The junior drama student — whose enrollment situation was the subject of a Sept. 20 Portland Tribune article — was given the green light to return to Lincoln through a little-known program for Portland Public Schools’ homeless students, called Title X.

Marti Heard, one of the program’s “community agents,” saw the article shortly after it ran and emailed the family Friday; Gabby was able to register at Lincoln in time for classes on Monday.

“Portland Public Schools was very responsive to us; it was just a matter of getting the right person to help us,” says Monica Van Steenberg, Gabby’s mother, who advocated for her daughter through a “Free Gabby” Facebook campaign over the summer.

After hearing from Heard, Van Steenberg wasn’t sure Gabby’s situation qualified, but was assured that it did.

The family’s apartment had been rented to another family, forcing them to move in three weeks during the summer. After landing an apartment in the Beaverton School District, Beaverton denied Gabby’s transfer request to leave the district and did not allow any hardship appeal, which frustrated her family.

Gabby started the school year at Sunset High School, but longed for the continuity of her friends, teachers and the offerings at Lincoln, since she’d moved so much as a child due to her family’s housing circumstances.

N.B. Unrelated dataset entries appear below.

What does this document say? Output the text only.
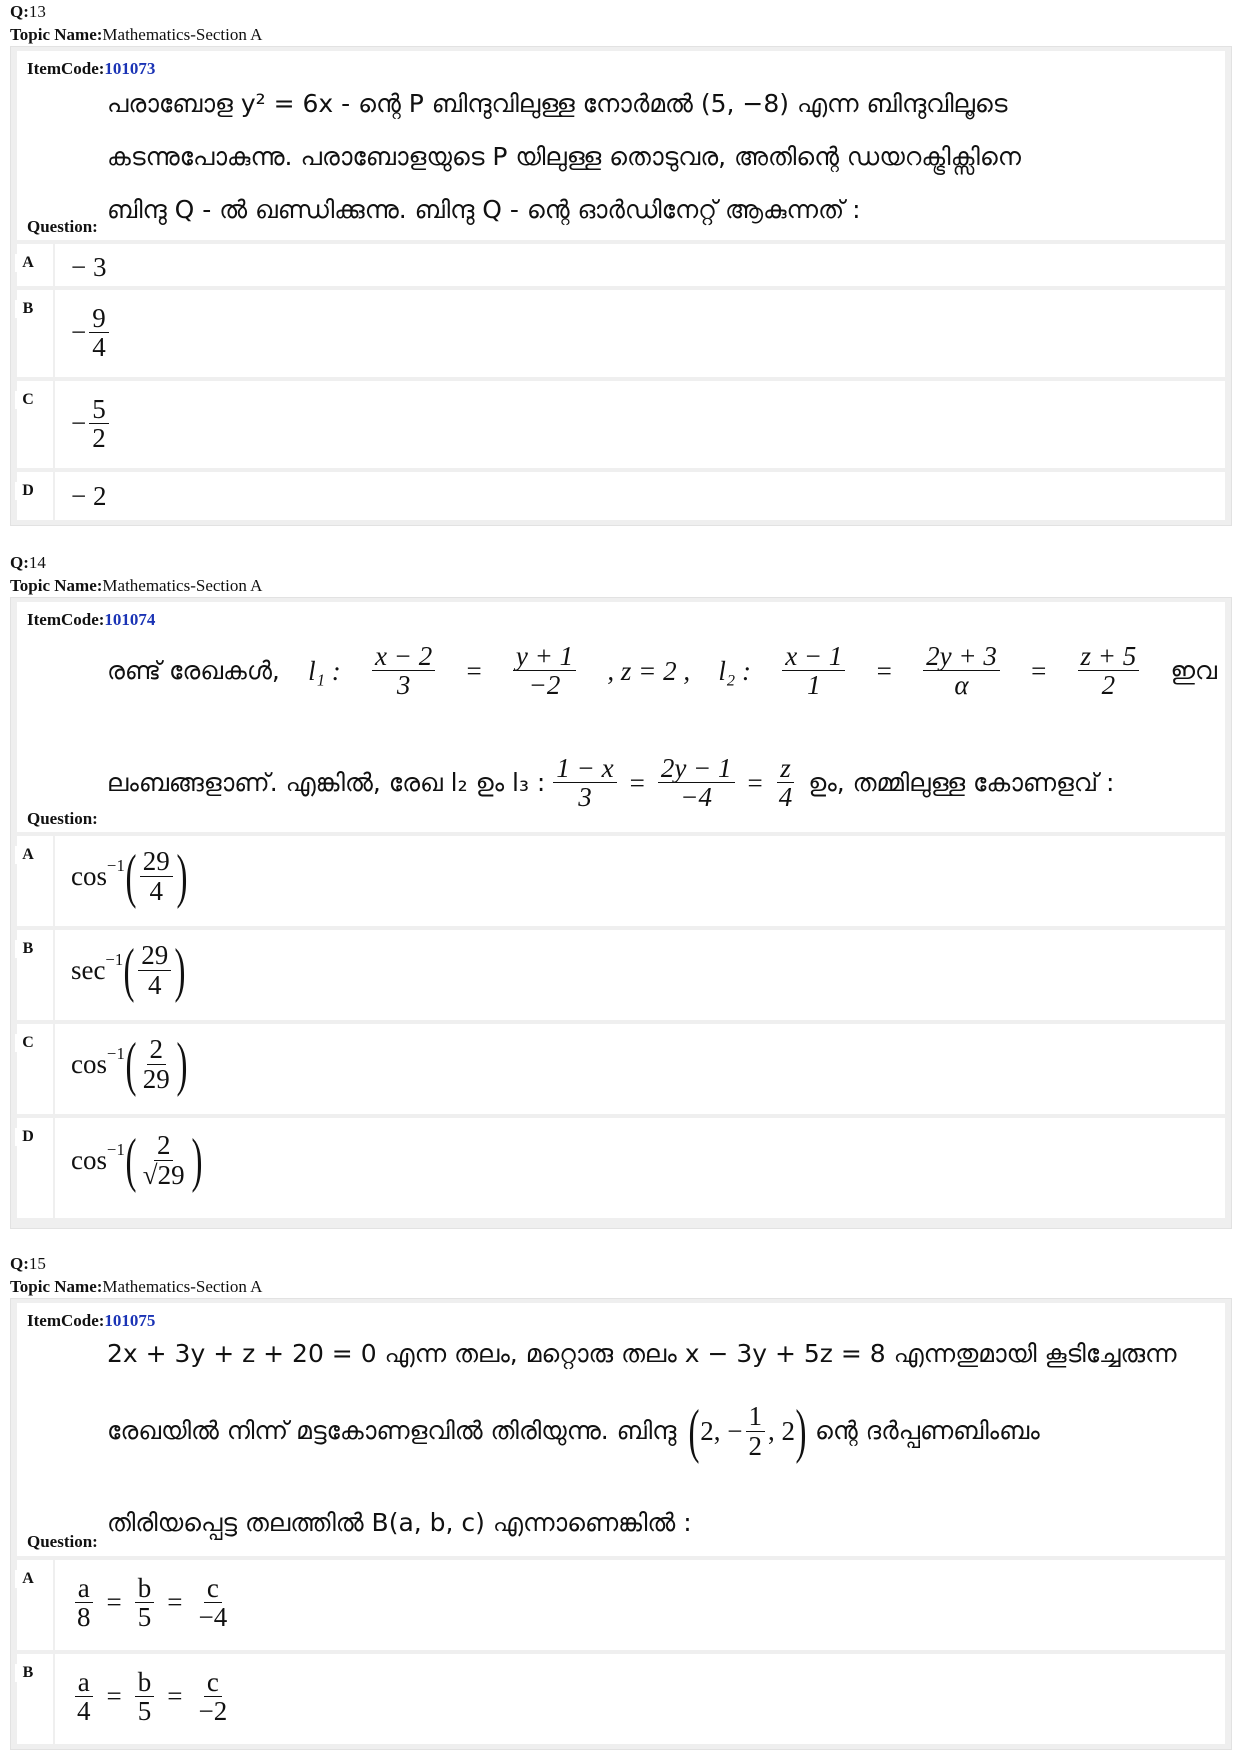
Q:13
Topic Name:Mathematics-Section A
ItemCode:101073
പരാബോള y² = 6x - ന്റെ P ബിന്ദുവിലുള്ള നോർമൽ (5, −8) എന്ന ബിന്ദുവിലൂടെ
കടന്നുപോകുന്നു. പരാബോളയുടെ P യിലുള്ള തൊടുവര, അതിന്റെ ഡയറക്ട്രിക്സിനെ
ബിന്ദു Q - ൽ ഖണ്ഡിക്കുന്നു. ബിന്ദു Q - ന്റെ ഓർഡിനേറ്റ് ആകുന്നത് :
Question:
A − 3
B
− $\frac{9}{4}$
C
− $\frac{5}{2}$
D − 2
Q:14
Topic Name:Mathematics-Section A
ItemCode:101074
രണ്ട് രേഖകൾ, l₁ : $\frac{x - 2}{3} = \frac{y + 1}{-2}$ , z = 2 , l₂ : $\frac{x - 1}{1} = \frac{2y + 3}{\alpha} = \frac{z + 5}{2}$ ഇവ
ലംബങ്ങളാണ്. എങ്കിൽ, രേഖ l₂ ഉം l₃ : $\frac{1 - x}{3} = \frac{2y - 1}{-4} = \frac{z}{4}$ ഉം, തമ്മിലുള്ള കോണളവ് :
Question:
A
$\cos^{-1}$ ( $\frac{29}{4}$ )
B
$\sec^{-1}$ ( $\frac{29}{4}$ )
C
$\cos^{-1}$ ( $\frac{2}{29}$ )
D
$\cos^{-1}$ ( $\frac{2}{√29}$ )
Q:15
Topic Name:Mathematics-Section A
ItemCode:101075
2x + 3y + z + 20 = 0 എന്ന തലം, മറ്റൊരു തലം x − 3y + 5z = 8 എന്നതുമായി കൂടിച്ചേരുന്ന
രേഖയിൽ നിന്ന് മട്ടകോണളവിൽ തിരിയുന്നു. ബിന്ദു ( 2, − $\frac{1}{2}$ , 2 ) ന്റെ ദർപ്പണബിംബം
തിരിയപ്പെട്ട തലത്തിൽ B(a, b, c) എന്നാണെങ്കിൽ :
Question:
A $\frac{a}{8} = \frac{b}{5} = \frac{c}{-4}$
B $\frac{a}{4} = \frac{b}{5} = \frac{c}{-2}$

Title X, a federally funded program, exists to help students whose housing situations are threatened.

One of the rights of homeless students, as protected by the Homeless Student Program, is for students to continue in the school that they last attended before becoming homeless.

Van Steenberg says she’s grateful for the public support during the whole process, and plans to speak out further against the new state law that put her daughter in enrollment limbo. The law tries to balance enrollment across seven Washington County districts.

“The Beaverton rule was supposed to benefit students, help them go to school where they want to,” she says. “But districts are no longer able to negotiate their own agreements. I think they should understand it’s not working the way they want it to work.”